Methodische Kompetenz war ebenfalls nicht erwünscht. Wozu?
Ich war also defakto kein Teammitglied sondern nerviges Übel. Management-Typ, der auch keine Ahnung von unserer Arbeit hat. Recht hatten sie.
Zum anderen war die Organisation in der Paradoxie gefangen, dass das Team den Auftrag „Release“ nicht akzeptiert hatte. Und da es keine kommunikative Brücke zwischen Business und IT gab, konnte das Team fortlaufend das Release verschieben (keiner konnte nachvollziehen was noch zu tun war - weil alles viel zu technisch formuliert war) und das Management hatte kein wirkliches Druckmittel. Hier war Geschwindigkeit vs. Qualität aus der Balance, bzw. sehr einseitig auf Qualität ausgerichtet mit der Konsequenz, dass es nie fertig wurde. Hier brauchte es also eine Bewegung Richtung Gegenpol Geschwindigkeit.
Man muss dazu sagen, dass es sich hierbei um ein rein internes Projekt handelte.
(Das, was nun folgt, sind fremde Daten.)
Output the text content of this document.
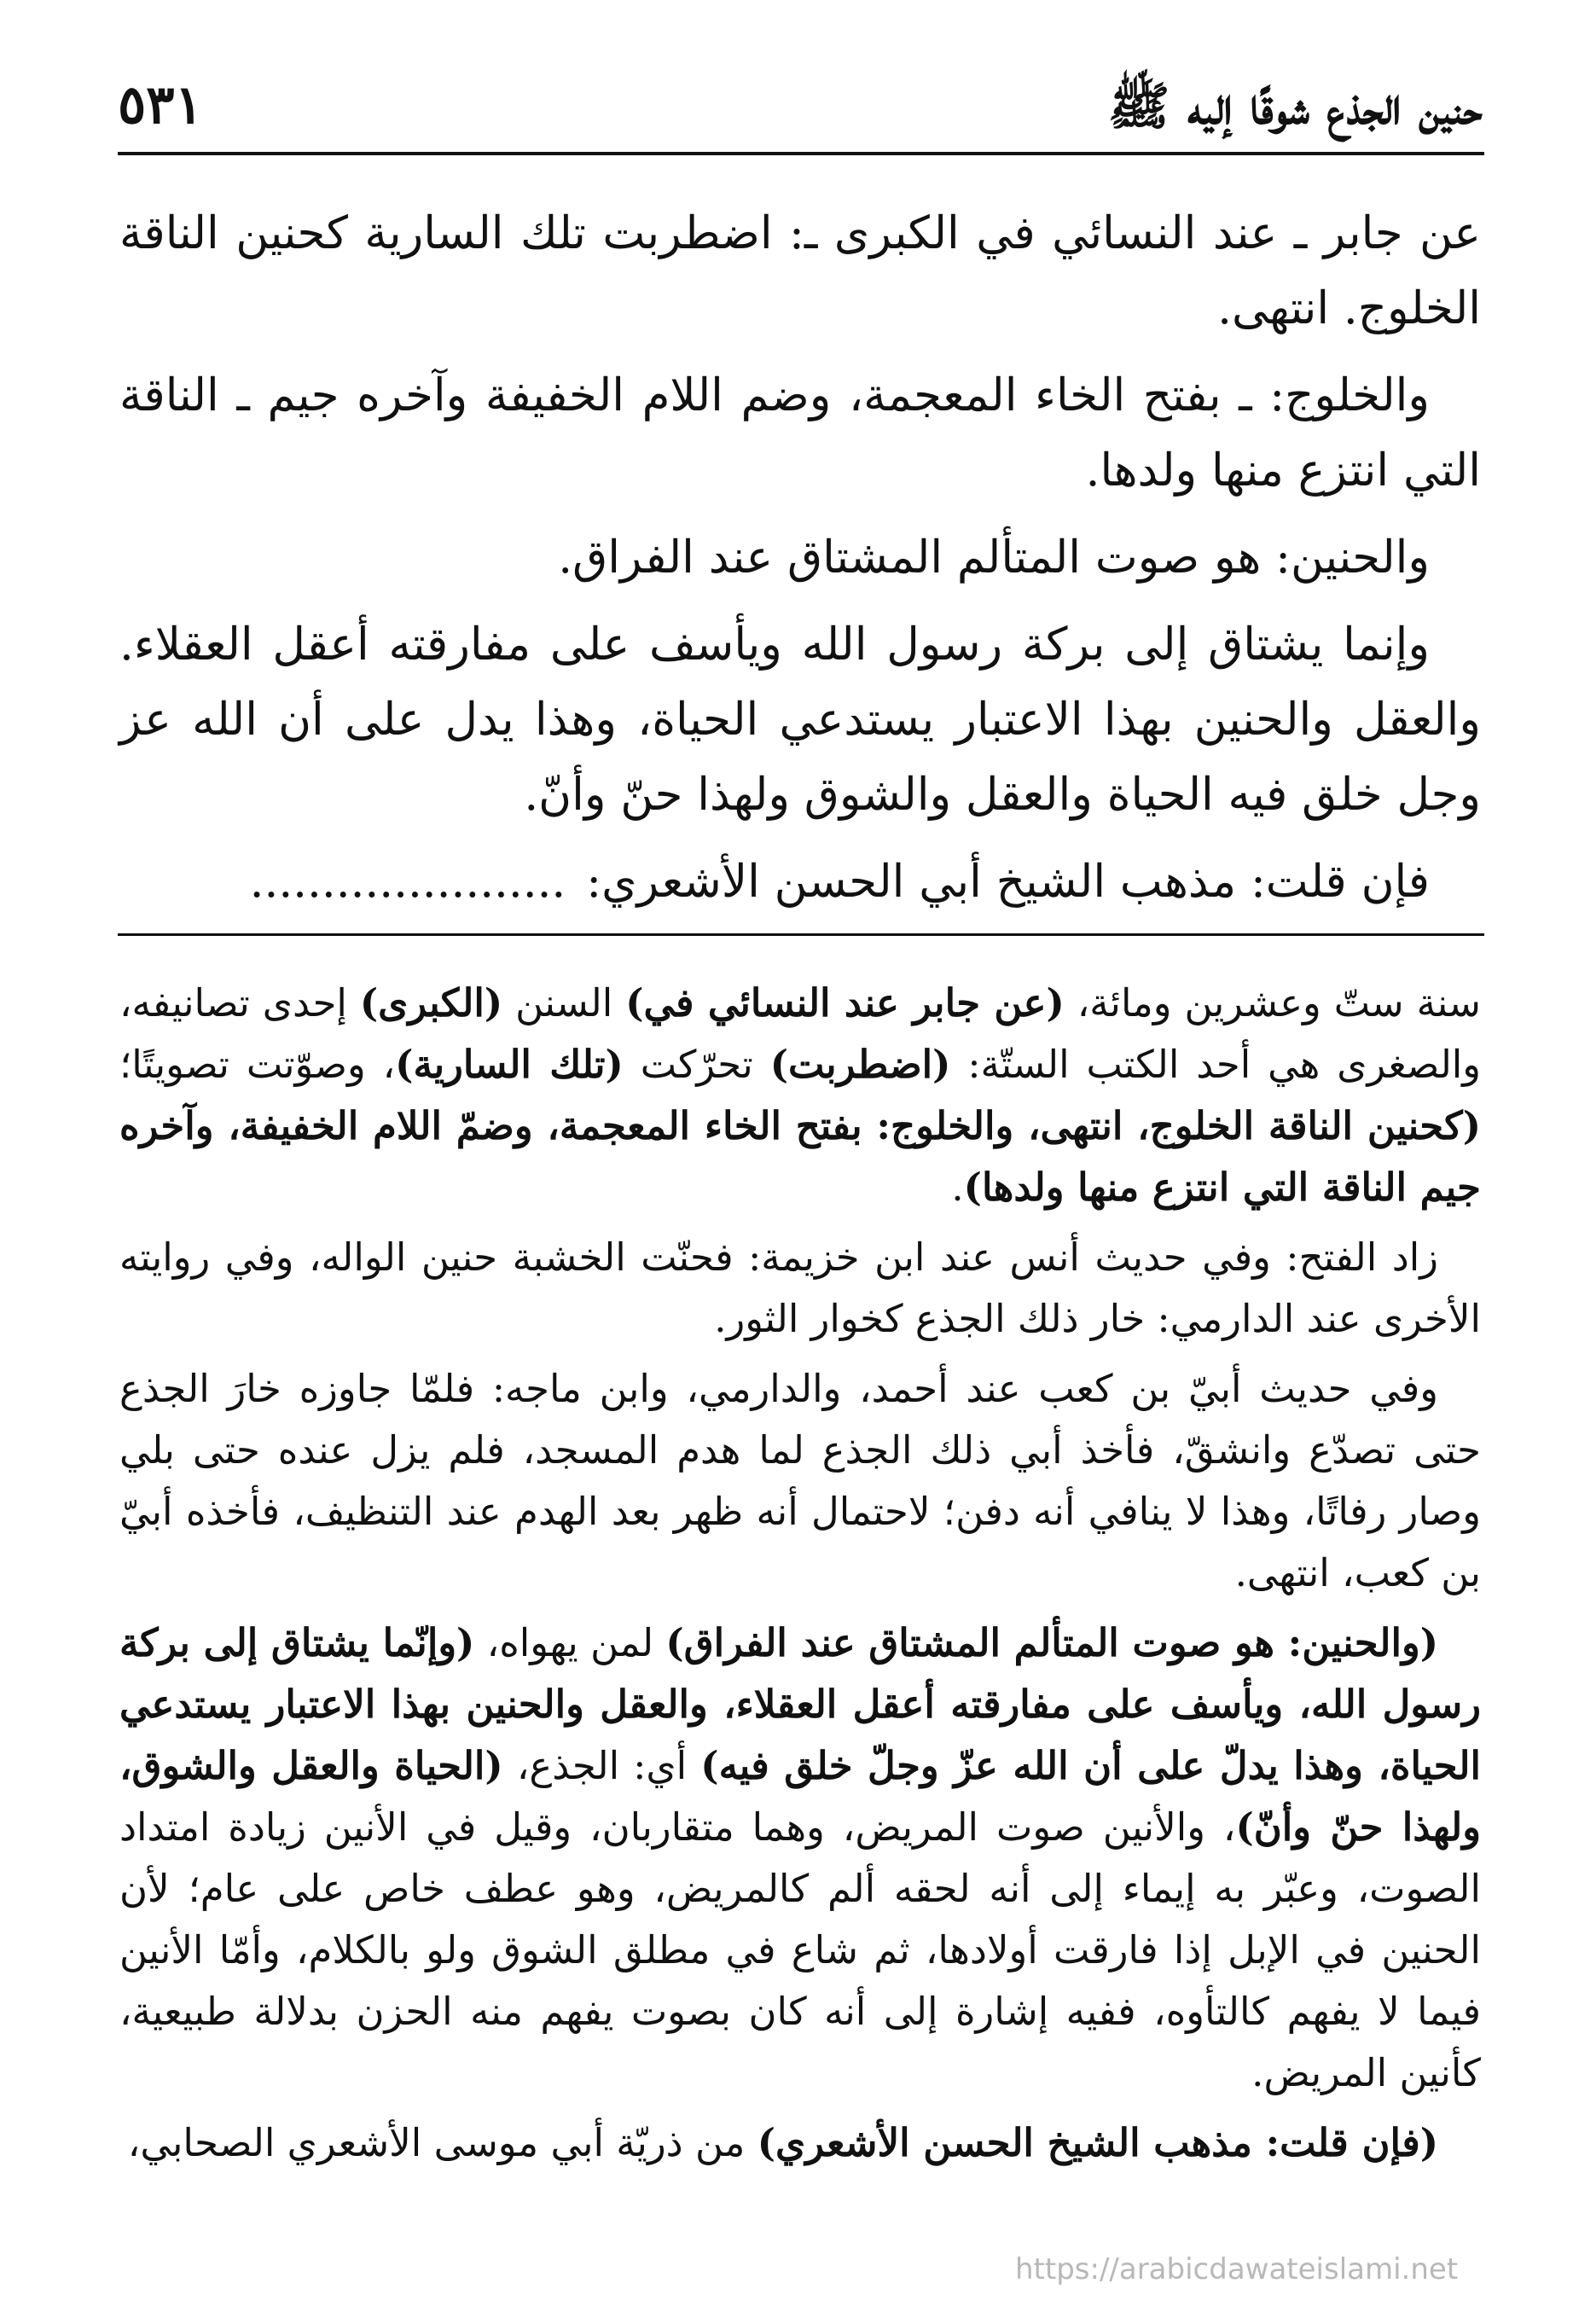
حنين الجذع شوقًا إليه ﷺ
٥٣١

عن جابر ـ عند النسائي في الكبرى ـ: اضطربت تلك السارية كحنين الناقة الخلوج. انتهى.

والخلوج: ـ بفتح الخاء المعجمة، وضم اللام الخفيفة وآخره جيم ـ الناقة التي انتزع منها ولدها.

والحنين: هو صوت المتألم المشتاق عند الفراق.

وإنما يشتاق إلى بركة رسول الله ويأسف على مفارقته أعقل العقلاء. والعقل والحنين بهذا الاعتبار يستدعي الحياة، وهذا يدل على أن الله عز وجل خلق فيه الحياة والعقل والشوق ولهذا حنّ وأنّ.

فإن قلت: مذهب الشيخ أبي الحسن الأشعري:......................

سنة ستّ وعشرين ومائة، (عن جابر عند النسائي في) السنن (الكبرى) إحدى تصانيفه، والصغرى هي أحد الكتب الستّة: (اضطربت) تحرّكت (تلك السارية)، وصوّتت تصويتًا؛ (كحنين الناقة الخلوج، انتهى، والخلوج: بفتح الخاء المعجمة، وضمّ اللام الخفيفة، وآخره جيم الناقة التي انتزع منها ولدها).

زاد الفتح: وفي حديث أنس عند ابن خزيمة: فحنّت الخشبة حنين الواله، وفي روايته الأخرى عند الدارمي: خار ذلك الجذع كخوار الثور.

وفي حديث أبيّ بن كعب عند أحمد، والدارمي، وابن ماجه: فلمّا جاوزه خارَ الجذع حتى تصدّع وانشقّ، فأخذ أبي ذلك الجذع لما هدم المسجد، فلم يزل عنده حتى بلي وصار رفاتًا، وهذا لا ينافي أنه دفن؛ لاحتمال أنه ظهر بعد الهدم عند التنظيف، فأخذه أبيّ بن كعب، انتهى.

(والحنين: هو صوت المتألم المشتاق عند الفراق) لمن يهواه، (وإنّما يشتاق إلى بركة رسول الله، ويأسف على مفارقته أعقل العقلاء، والعقل والحنين بهذا الاعتبار يستدعي الحياة، وهذا يدلّ على أن الله عزّ وجلّ خلق فيه) أي: الجذع، (الحياة والعقل والشوق، ولهذا حنّ وأنّ)، والأنين صوت المريض، وهما متقاربان، وقيل في الأنين زيادة امتداد الصوت، وعبّر به إيماء إلى أنه لحقه ألم كالمريض، وهو عطف خاص على عام؛ لأن الحنين في الإبل إذا فارقت أولادها، ثم شاع في مطلق الشوق ولو بالكلام، وأمّا الأنين فيما لا يفهم كالتأوه، ففيه إشارة إلى أنه كان بصوت يفهم منه الحزن بدلالة طبيعية، كأنين المريض.

(فإن قلت: مذهب الشيخ الحسن الأشعري) من ذريّة أبي موسى الأشعري الصحابي،

https://arabicdawateislami.net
Keine echte Kunden, kein drohender Zahlungsausfall, nichtmal eine technische Notwendigkeit gab es für das Release. Alles hausgemacht.
Was nun? Die einzige Wirkung, die ich entfalten konnte war, indem ich für Transparenz sorgte. Also habe ich die Paradoxie sichtbar und besprechbar gemacht. Ich habe mich intern bei meinem Chef abgesichert, habe den PO informiert (der mir wenigstens gut gesonnen war) und bin dann zusammen mit ihm zu Management und habe die Situation (wie hier) erklärt. Ein Druckmittel war über regulatorische Vorgaben tatsächlich schnell gefunden und mit einer guten Story sind wir dann geschlossen vor das Team getreten und haben gemeinsam ein Veröffentlichungsdatum festgelegt. In Konsequenz wurde der Qualitätsanspruch gesenkt und Scope reduziert. Die daraus entstandenen Risiken wurden besprochen und akzeptiert.
Das Problem mit der Teammitgliedschaft konnte ich nicht lösen, aber zumindest konnte ich der Organisation behilflich sein, ihren Auftrag im Team zu platzieren und durchzusetzen.
Die Paradoxiebrille hilft! Sie bringt mich auf neue bzw. andere Ideen. Ich sehe Dinge anders als früher und das ist sehr sehr wertvoll. Was erstmal sehr abstrakt und theoretisch klingt hat echte praktische Relevanz. Daher mache ich gerne nochmal Werbung für das tolle Buch von Timm Richter und Thorsten Groth, die Arbeit von Klaus Eidenschink mit der Metatheorie der Veränderung und natürlich auch mein Buch.